Subject: Religion in the News Date: Tue, 21 Apr 1998 23:49:01 +0000 To: "Hebraic Heritage Newsgroup"<heb_roots_chr@geocities.com>
From: Eddie Chumney To: heb_roots_chr@geocities.com Subject: Religion in the News
RUSSIAN ORTHODOX LEADER NOT READY TO MEET WITH POPE
Copyright 1998 Nando.net 1998 Reuters News Service Moscow (April 14, 1998)
The head of the Russian Orthodox Church said on Tuesday it was still too early for him to meet Pope John Paul for what would be the first top-level discussions between the two Christian churches in a millennium. "At the present time the prevalent view in the Russian Orthodox Church is that the ground for such a meeting has not been sufficiently prepared," Patriarch Alexiy II said in written answers to questions from Reuters. "Not in a technical sense of course, but because we still do not have the necessary degree of understanding between our two churches of the problems and ways of solving them," he wrote ahead of the Russian Orthodox Easter next weekend.
Pope John Paul has called for stronger relations between Christianity's different churches as believers prepare to celebrate the 2,000th anniversary of the birth of Jesus Christ.
But the two church leaders have been unable to agree to meet and talks last June on a possible encounter collapsed.
RUSSIA'S RELIGION LAW
April 15, 1998 Moscow (AP)
An American missionary has been forced to return to the United States under a Russia's new law restricting foreign religious groups, a news report said Wednesday.

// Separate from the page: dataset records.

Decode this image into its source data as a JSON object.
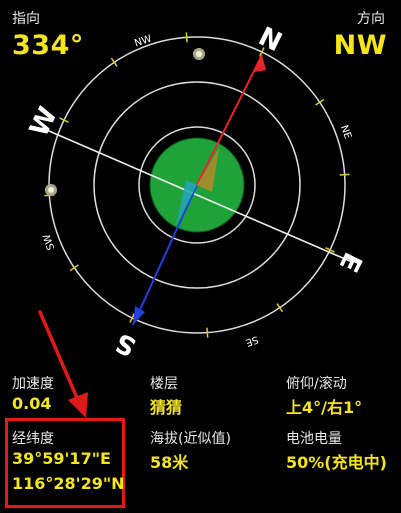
{
  "heading": {
    "label": "指向",
    "value": "334°"
  },
  "direction": {
    "label": "方向",
    "value": "NW"
  },
  "compass": {
    "cardinals": [
      "N",
      "E",
      "S",
      "W"
    ],
    "intercardinals": [
      "NW",
      "NE",
      "SE",
      "SW"
    ],
    "heading_deg": 334,
    "accent_north": "#e8242b",
    "accent_south": "#2040e0",
    "bubble_color": "#1fa338"
  },
  "stats": {
    "acceleration": {
      "label": "加速度",
      "value": "0.04"
    },
    "floor": {
      "label": "楼层",
      "value": "猜猜"
    },
    "pitch_roll": {
      "label": "俯仰/滚动",
      "value": "上4°/右1°"
    },
    "lat_long": {
      "label": "经纬度",
      "lat": "39°59'17\"E",
      "long": "116°28'29\"N"
    },
    "altitude": {
      "label": "海拔(近似值)",
      "value": "58米"
    },
    "battery": {
      "label": "电池电量",
      "value": "50%(充电中)"
    }
  }
}
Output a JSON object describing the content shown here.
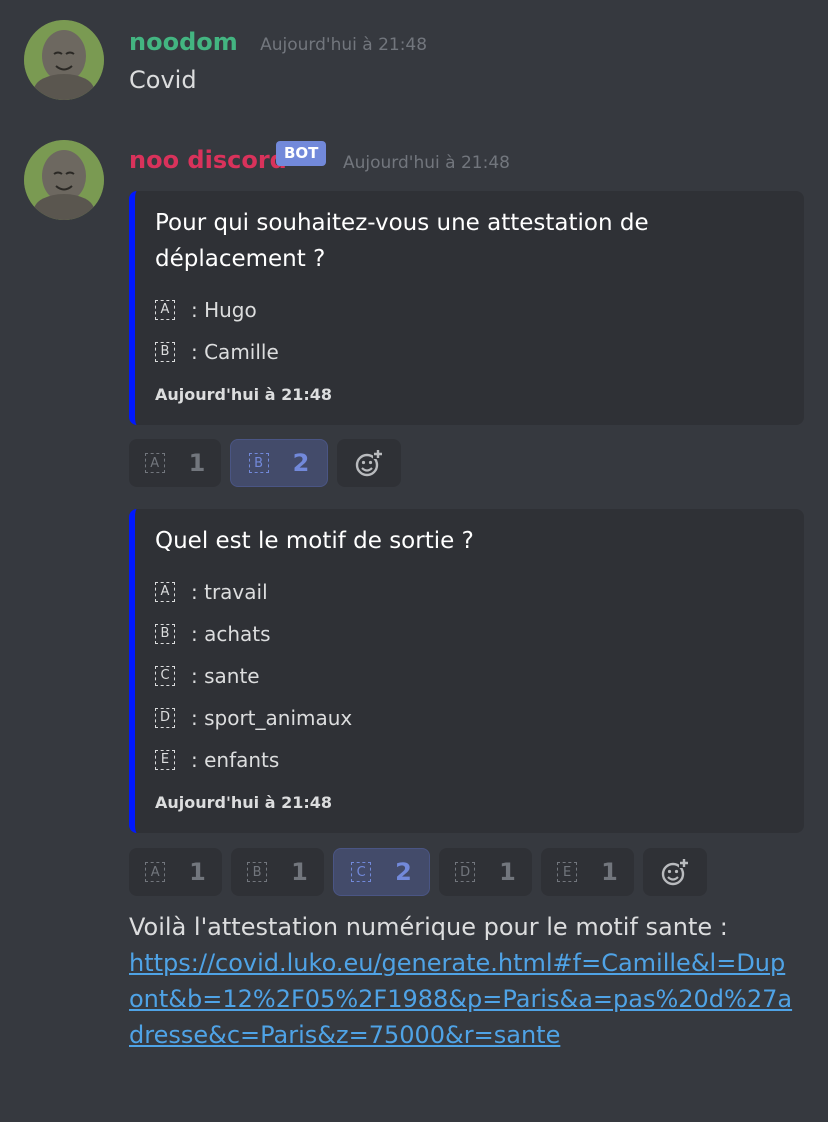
{
  "message1": {
    "username": "noodom",
    "timestamp": "Aujourd'hui à 21:48",
    "text": "Covid",
    "username_color": "#43b581"
  },
  "message2": {
    "username": "noo discord",
    "badge": "BOT",
    "timestamp": "Aujourd'hui à 21:48",
    "username_color": "#d9325b",
    "embed1": {
      "title": "Pour qui souhaitez-vous une attestation de déplacement ?",
      "options": [
        {
          "icon": "A",
          "text": ": Hugo"
        },
        {
          "icon": "B",
          "text": ": Camille"
        }
      ],
      "footer": "Aujourd'hui à 21:48"
    },
    "reactions1": [
      {
        "icon": "A",
        "count": "1",
        "active": false
      },
      {
        "icon": "B",
        "count": "2",
        "active": true
      }
    ],
    "embed2": {
      "title": "Quel est le motif de sortie ?",
      "options": [
        {
          "icon": "A",
          "text": ": travail"
        },
        {
          "icon": "B",
          "text": ": achats"
        },
        {
          "icon": "C",
          "text": ": sante"
        },
        {
          "icon": "D",
          "text": ": sport_animaux"
        },
        {
          "icon": "E",
          "text": ": enfants"
        }
      ],
      "footer": "Aujourd'hui à 21:48"
    },
    "reactions2": [
      {
        "icon": "A",
        "count": "1",
        "active": false
      },
      {
        "icon": "B",
        "count": "1",
        "active": false
      },
      {
        "icon": "C",
        "count": "2",
        "active": true
      },
      {
        "icon": "D",
        "count": "1",
        "active": false
      },
      {
        "icon": "E",
        "count": "1",
        "active": false
      }
    ],
    "result_text": "Voilà l'attestation numérique pour le motif sante :",
    "result_link": "https://covid.luko.eu/generate.html#f=Camille&l=Dupont&b=12%2F05%2F1988&p=Paris&a=pas%20d%27adresse&c=Paris&z=75000&r=sante"
  },
  "colors": {
    "background": "#36393f",
    "embed_bg": "#2f3136",
    "embed_border": "#0018ff",
    "link": "#4fa3e6",
    "bot_badge": "#7289da"
  }
}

Dan Pollard, former pastor of an independent Baptist church in Russia's Far East, was denied renewal of his visa and left Russia in March, the English-language Moscow Times reported.
The newspaper said that Pollard, who started a church in 1992 in the Pacific coast town of Vanino, more than 4,000 miles east of Moscow, is one of the first foreigners forced out under the new restrictions. In an interview, Pollard told the newspaper that a local official in the Khabarovsk region told him he wanted to rid the region of foreign missionaries.
VATICAN: POPE CAN'T VISIT ISRAEL DUE TO 'POLITICAL CONTEXT'
By Lisa Palmieri-billig Rome (April 19) Jerusalem Post
Vatican Secretary of Relations between States Monsignor Jean Louis Tauran yesterday dampened expectations of a papal visit to Israel in the near future. He told reporters that in "today's political context the conditions" necessary for a papal visit, "do not exist..." While ruling out a visit "at this moment," he left the future open.
"Let's see what happens in two years. The great dilemma of the Holy Father, said Tauran, is that if he makes a pilgrimage to the Holy Land, instead of being "a symbol of peace" it would "legitimize, consecrate, situations of international injustice."
Tauran, considered the Vatican's "foreign minister," said there was great "frustration among both the Palestinian and Israeli populations regarding the peace process begun in Madrid. They ask what fruits has it brought, and the reply is 'none.'"
He said there was "danger that we are moving toward dramatic developments... that the frustration will lead to irrational reactions. I think that those responsible politically for the region, from whichever side, and the international community, must be aware of the risks of such deep frustration."
BISHOP SAYS THE BIBLE IS ROOT OF HOMOPHOBIA
by Ruth Gledhil, Religion Correspondent - London Times 4/18/98
THE leader of the Anglican Church in Scotland today accuses the churches of homophobia and links this to "ignorant" Bible texts. =
The Right Rev Richard Holloway, Bishop of Edinburgh, will tell the conference of the Lesbian and Gay Christian Movement in London: "Violent homophobia is still alive and kicking, and much of it is motivated by religious zeal." He says: "The Bible, though it is one of our greatest treasures, is also our greatest danger."
His comments will cause further anguish in a Church struggling to control the conflict over homosexuality. On Easter Day Peter Tatchell, the gay rights campaigner, pictured, was charged with "riotous or violent behaviour in a church" after disrupting the Archbishop of Canterbury's sermon.
In his address, released yesterday to The Times, Bishop Holloway says that traditional religions are being abandoned as "primitive superstitions" because they cannot change. "This is why many feminists have abandoned Christianity," he says. "They see it as incurably patriarchal and oppressive."
He says the Bible can no longer be read as a fixed and unchanging law, and must be seen as "flawed and fallible". Declaring that eventually the churches will accept homosexuality, he says: "We have recently abandoned the text's tyranny over women, as we abandoned its justification of slavery, and soon we'll abandon its ignorant misunderstanding of homosexuality.